Les plus riches approuvent la mesure, les plus pauvres craignent pour leur subsistance. « C’est inévitable, car personne ne nous a préparés à une deuxième vague aussi intense ! La ville manque d’oxygène, manque d’ambulances, de lits, juge Sanjeet. Il faut dire que les petites échoppes restaient ouvertes et que beaucoup se baladaient sans masque. »
« Ici, les gens redoutent le confinement, car ils vont perdre leur gagne-pain, dit, de son côté, un habitant du bidonville de DJ Halli. Certains paient une fortune pour se procurer de faux négatifs et pouvoir rentrer chez eux. Comme lors du premier confinement, on voit les travailleurs migrer vers leurs villes d’origine, dans le nord de l’Inde. »
La capitale technologique du Sud rejoint donc la capitale politique, New Delhi, et la capitale économique, Bombay, toutes deux confinées. Le Karnataka devient le premier État dirigé par les nationalistes hindous du parti de Narendra Modi à décréter un confinement total. Le ministre en chef l’a reconnu : « La situation est hors de contrôle ».

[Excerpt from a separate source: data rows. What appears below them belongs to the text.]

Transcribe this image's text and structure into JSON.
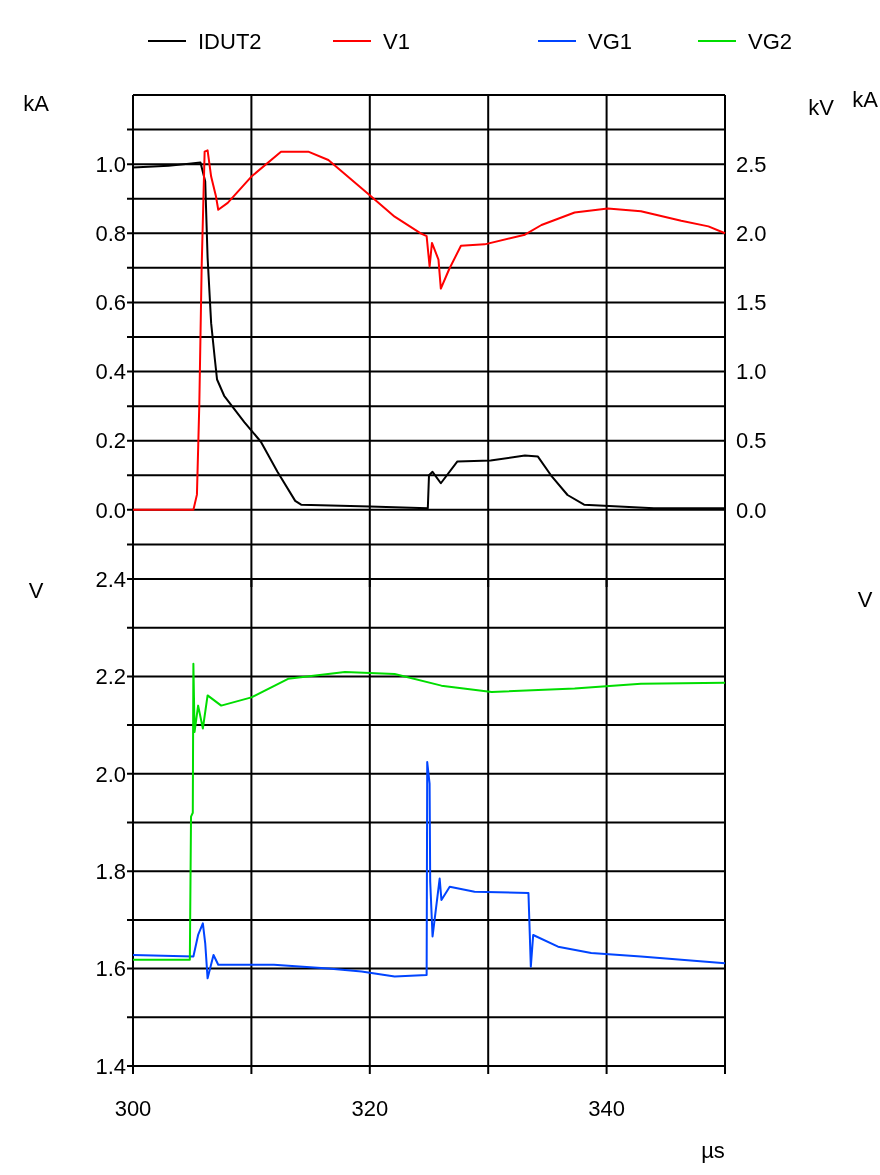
{
  "chart_data": [
    {
      "type": "line",
      "ylabel": "kA",
      "y2label": "kV",
      "annotations": [
        "kA"
      ],
      "legend": "top",
      "grid": true,
      "tick_labels": "y",
      "line_style": "solid",
      "marker": "none",
      "xlim": [
        300,
        350
      ],
      "xticks": [
        300,
        {
          "value": 310,
          "label": null
        },
        320,
        {
          "value": 330,
          "label": null
        },
        340,
        {
          "value": 350,
          "label": null
        }
      ],
      "ylim": [
        -0.2,
        1.2
      ],
      "yticks": [
        {
          "value": -0.1,
          "label": null
        },
        {
          "value": 0,
          "label": "0.0"
        },
        {
          "value": 0.1,
          "label": null
        },
        0.2,
        {
          "value": 0.3,
          "label": null
        },
        0.4,
        {
          "value": 0.5,
          "label": null
        },
        0.6,
        {
          "value": 0.7,
          "label": null
        },
        0.8,
        {
          "value": 0.9,
          "label": null
        },
        {
          "value": 1,
          "label": "1.0"
        },
        {
          "value": 1.1,
          "label": null
        }
      ],
      "y2lim": [
        -0.5,
        3.0
      ],
      "y2ticks": [
        {
          "value": 0,
          "label": "0.0"
        },
        0.5,
        {
          "value": 1,
          "label": "1.0"
        },
        1.5,
        {
          "value": 2,
          "label": "2.0"
        },
        2.5
      ],
      "series": [
        {
          "name": "IDUT2",
          "color": "#000000",
          "x": [
            300,
            303,
            305.7,
            306.1,
            306.3,
            306.6,
            306.9,
            307.1,
            307.7,
            309.4,
            310.8,
            312.2,
            313.7,
            314.2,
            320,
            324.9,
            325,
            325.3,
            326.0,
            327.4,
            330.2,
            333.1,
            334.2,
            335.3,
            336.7,
            338.1,
            344,
            350
          ],
          "values": [
            0.99,
            0.995,
            1.005,
            0.95,
            0.73,
            0.54,
            0.44,
            0.377,
            0.33,
            0.254,
            0.197,
            0.11,
            0.026,
            0.015,
            0.01,
            0.005,
            0.1,
            0.11,
            0.077,
            0.14,
            0.143,
            0.157,
            0.154,
            0.1,
            0.043,
            0.015,
            0.005,
            0.005
          ]
        },
        {
          "name": "V1",
          "color": "#ff0000",
          "axis": "y2",
          "x": [
            300,
            305.1,
            305.4,
            305.6,
            305.8,
            306.05,
            306.3,
            306.6,
            307.0,
            307.2,
            308.0,
            310.0,
            312.5,
            314.8,
            316.5,
            319.8,
            322.1,
            324.3,
            324.8,
            325.05,
            325.25,
            325.8,
            326.0,
            326.7,
            327.7,
            329.7,
            333.1,
            334.5,
            337.3,
            340.1,
            342.9,
            346.3,
            348.6,
            350
          ],
          "values": [
            0.0,
            0.0,
            0.11,
            0.76,
            1.76,
            2.59,
            2.6,
            2.41,
            2.27,
            2.17,
            2.22,
            2.41,
            2.59,
            2.59,
            2.53,
            2.29,
            2.12,
            2.0,
            1.98,
            1.76,
            1.93,
            1.81,
            1.6,
            1.74,
            1.91,
            1.92,
            1.99,
            2.06,
            2.15,
            2.18,
            2.16,
            2.09,
            2.05,
            2.0
          ]
        }
      ]
    },
    {
      "type": "line",
      "ylabel": "V",
      "xlabel": "µs",
      "annotations": [
        "V"
      ],
      "legend": "top",
      "grid": true,
      "line_style": "solid",
      "marker": "none",
      "xlim": [
        300,
        350
      ],
      "xticks": [
        300,
        {
          "value": 310,
          "label": null
        },
        320,
        {
          "value": 330,
          "label": null
        },
        340,
        {
          "value": 350,
          "label": null
        }
      ],
      "ylim": [
        1.4,
        2.4
      ],
      "yticks": [
        1.4,
        {
          "value": 1.5,
          "label": null
        },
        1.6,
        {
          "value": 1.7,
          "label": null
        },
        1.8,
        {
          "value": 1.9,
          "label": null
        },
        {
          "value": 2.0,
          "label": "2.0"
        },
        {
          "value": 2.1,
          "label": null
        },
        2.2,
        {
          "value": 2.3,
          "label": null
        },
        2.4
      ],
      "series": [
        {
          "name": "VG1",
          "color": "#0044ff",
          "x": [
            300,
            305.1,
            305.5,
            305.9,
            306.1,
            306.3,
            306.8,
            307.2,
            311.9,
            316.5,
            319.3,
            322.1,
            324.8,
            324.85,
            325.05,
            325.1,
            325.3,
            325.9,
            326.05,
            326.75,
            328.85,
            333.4,
            333.6,
            333.8,
            335.9,
            338.7,
            342.9,
            350
          ],
          "values": [
            1.628,
            1.625,
            1.669,
            1.693,
            1.652,
            1.58,
            1.628,
            1.608,
            1.608,
            1.6,
            1.594,
            1.584,
            1.587,
            2.024,
            1.98,
            1.78,
            1.666,
            1.785,
            1.741,
            1.768,
            1.758,
            1.755,
            1.604,
            1.669,
            1.645,
            1.632,
            1.625,
            1.611
          ]
        },
        {
          "name": "VG2",
          "color": "#00dd00",
          "x": [
            300,
            304.8,
            304.9,
            305.05,
            305.1,
            305.2,
            305.5,
            305.9,
            306.3,
            307.45,
            310,
            313.1,
            317.9,
            322.1,
            326.05,
            330.3,
            337.3,
            342.9,
            350
          ],
          "values": [
            1.618,
            1.618,
            1.912,
            1.92,
            2.226,
            2.086,
            2.14,
            2.093,
            2.161,
            2.14,
            2.157,
            2.195,
            2.209,
            2.205,
            2.181,
            2.168,
            2.175,
            2.185,
            2.187
          ]
        }
      ]
    }
  ]
}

Il y a peu, le ministre en chef BJP de l’Uttarakhand jugeait que l’eau du Gange protégeait du virus. Celui de l’Uttar Pradesh a affirmé, ce week-end, qu’aucun hôpital ne manquait de rien et menacé de poursuivre tous ceux qui prétendent le contraire. À la demande du gouvernement, Twitter a dû supprimer plus de 50 tweets de célébrités ou opposants qui s’attaquaient à la gestion de la pandémie par Narendra Modi.
L’Inde a officiellement enregistré, ce lundi, plus de 350 000 nouveaux cas et 2 800 morts. Selon une étude de l’université de Washington, le pic de la deuxième vague indienne ne sera pas atteint avant la mi-mai, avec plus de 5 000 morts par jour à prévoir. La vaccination peine elle à décoller : moins de 2 % de la population a reçu deux doses de vaccin. Le pays retient son souffle devant une possible catastrophe humanitaire.
Mardi, l’aide internationale a commencé à arriver à New Delhi, avec de premières cargaisons de matériel médical et d’oxygène en provenance de Grande-Bretagne. La France a promis, d’ici à la fin de la semaine, huit unités de production d’oxygène médical par générateur, de conteneurs d’oxygène liquéfié, ainsi que du matériel médical spécialisé contenant notamment 28 respirateurs.